Dorga didn’t yet realize the supernatural contest being waged around his fate. He had more important duties now that he’d assumed his father’s place as shaman. His dream of obtaining such power was his at last. But this dream was never just a distant hope. Dorga worked to be here. He trained to be ready for this moment. And in the years he spent away from his home, Dorga built a following of allies who supported his future goals and worked to help him achieve them. Gaining this win was a huge success for certain, but he was ambitious. Assuming the mantle of shaman was only the beginning. It was time to call his supporters from the shadows, to share in the rewards. His days of failure were over.
The villagers, for their part, were suddenly more accepting of the man they ridiculed for so many years. Their fear of being cast adrift to face death, without someone to tend their souls, was averted. Dorga, despite his failings, managed to come through. They revered him, for now. Greater than that, they feared the spirit-raven. And that fear could be used, should their support begin to waver. He couldn’t help but applaud his genius at such a clever ruse. That failsafe, alone, would buy him time until the others arrived. Once his true people stepped out from the shadows, no one would question Dorga’s words again. From now on, they would be as law.

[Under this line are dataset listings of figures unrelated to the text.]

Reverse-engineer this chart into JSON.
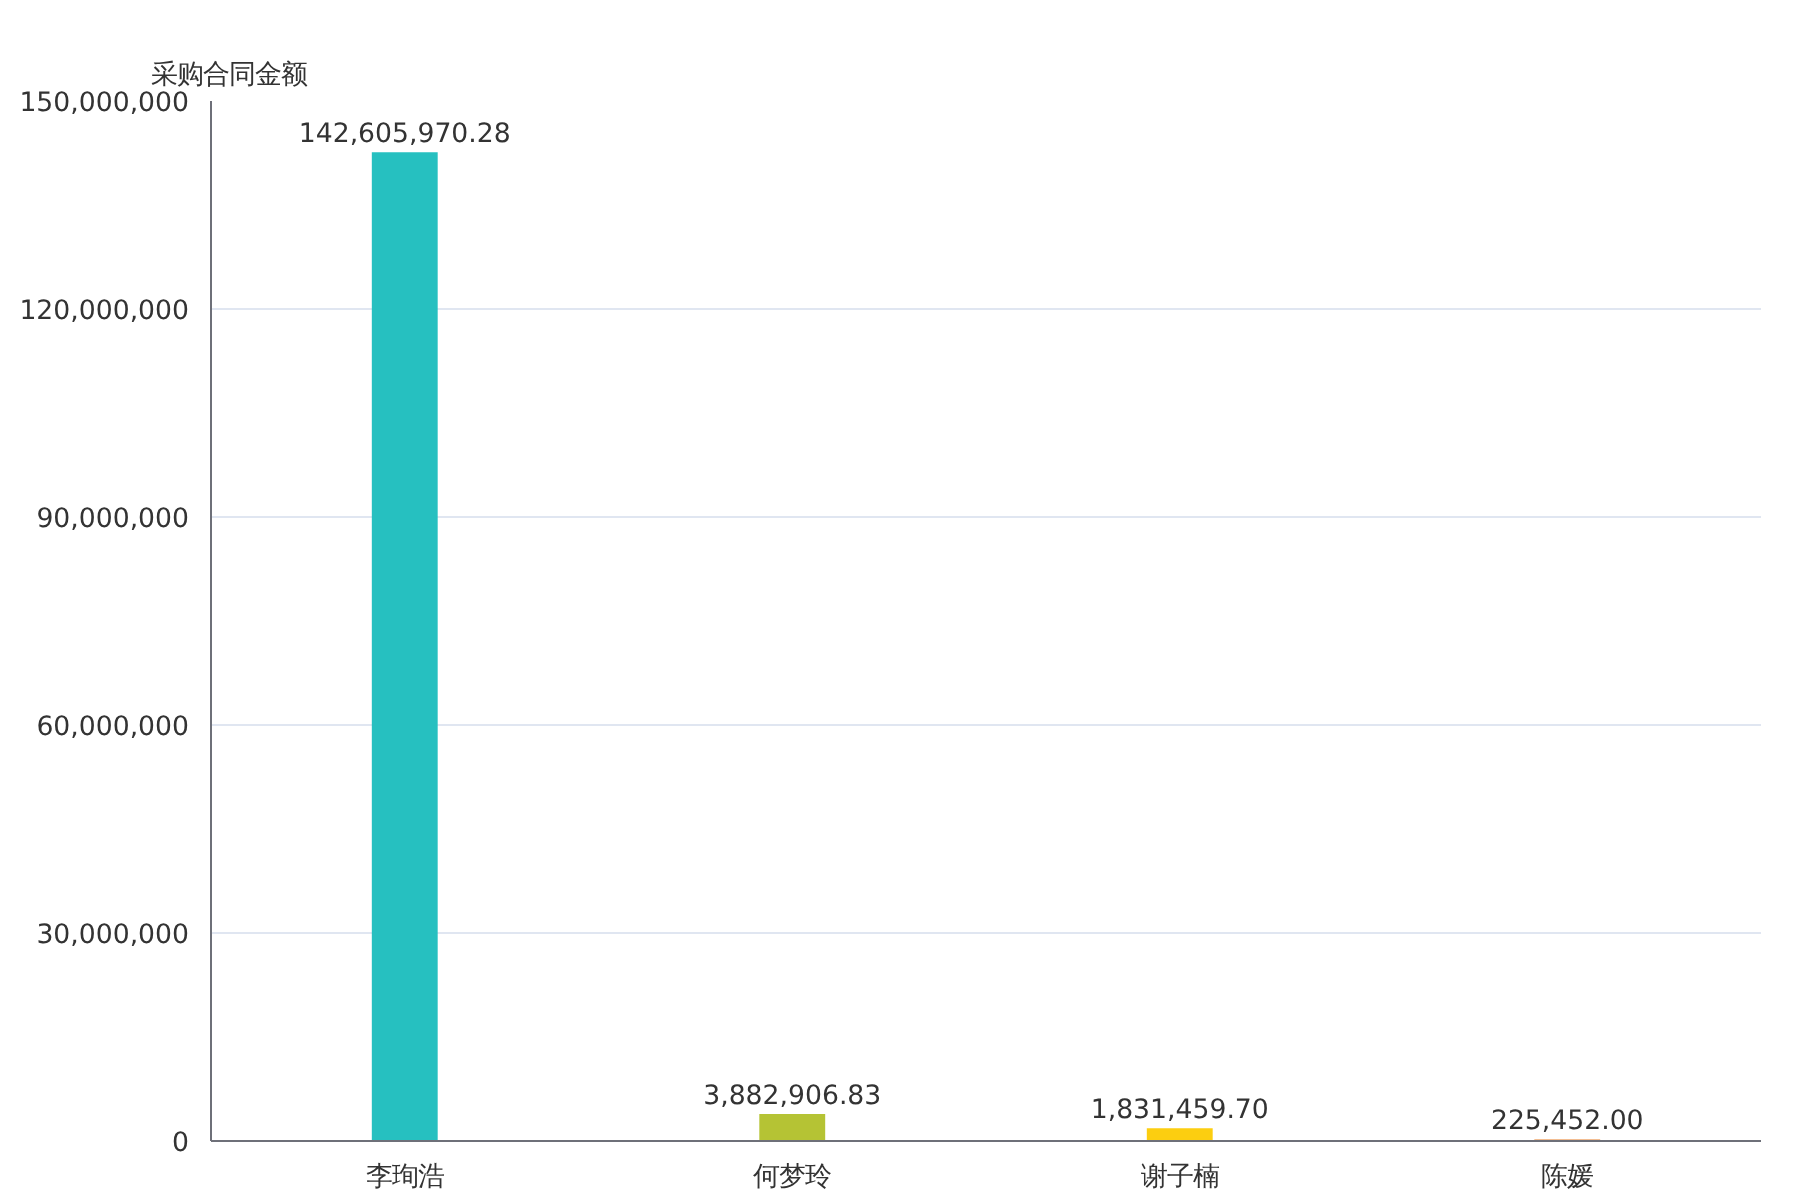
{
  "chart_data": {
    "type": "bar",
    "ylabel": "采购合同金额",
    "categories": [
      "李珣浩",
      "何梦玲",
      "谢子楠",
      "陈媛"
    ],
    "values": [
      142605970.28,
      3882906.83,
      1831459.7,
      225452.0
    ],
    "colors": [
      "#26c0c0",
      "#b5c334",
      "#fcce10",
      "#e87c25"
    ],
    "value_labels": [
      "142,605,970.28",
      "3,882,906.83",
      "1,831,459.70",
      "225,452.00"
    ],
    "ylim": [
      0,
      150000000
    ],
    "yticks": [
      {
        "value": 0,
        "label": "0"
      },
      {
        "value": 30000000,
        "label": "30,000,000"
      },
      {
        "value": 60000000,
        "label": "60,000,000"
      },
      {
        "value": 90000000,
        "label": "90,000,000"
      },
      {
        "value": 120000000,
        "label": "120,000,000"
      },
      {
        "value": 150000000,
        "label": "150,000,000"
      }
    ],
    "grid": "y"
  }
}
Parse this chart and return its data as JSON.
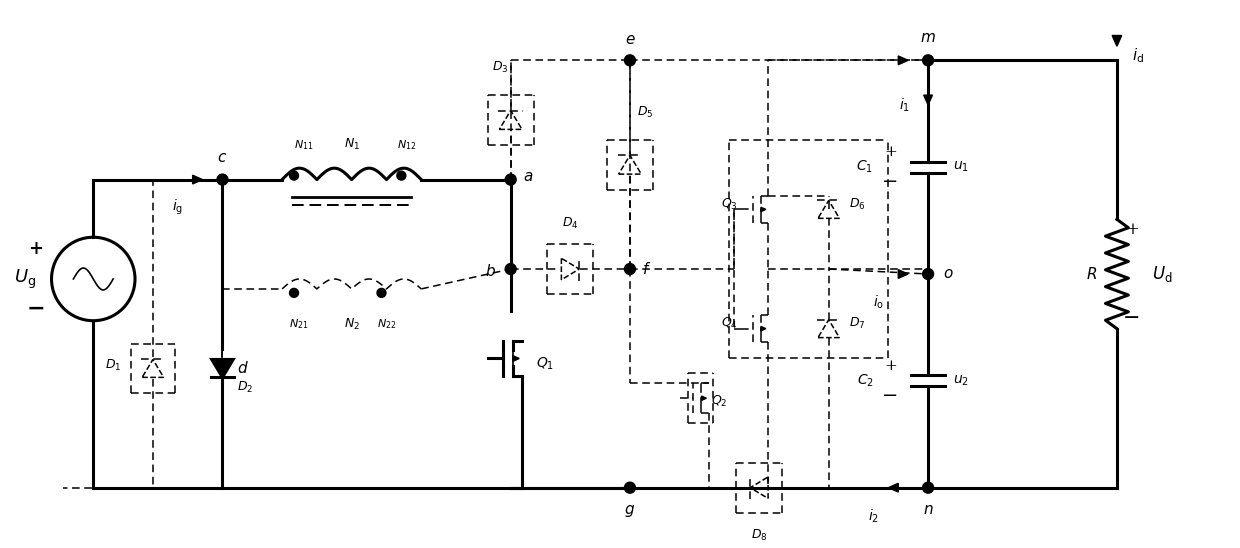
{
  "figsize": [
    12.4,
    5.48
  ],
  "dpi": 100,
  "background": "white",
  "lw_thick": 2.2,
  "lw_thin": 1.2,
  "lw_dash": 1.1
}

They came in small groups, filtering in from the surrounding countryside. Dorga counseled them to come slowly, only a few at a time. It made it seem more genuine that way. The first pair set the tone of what was to come. It was, after all, a performance. It was one of the lessons Dorga discovered on his many-year search for answers. You didn’t need real magic, as long as you had a good story and could fake it.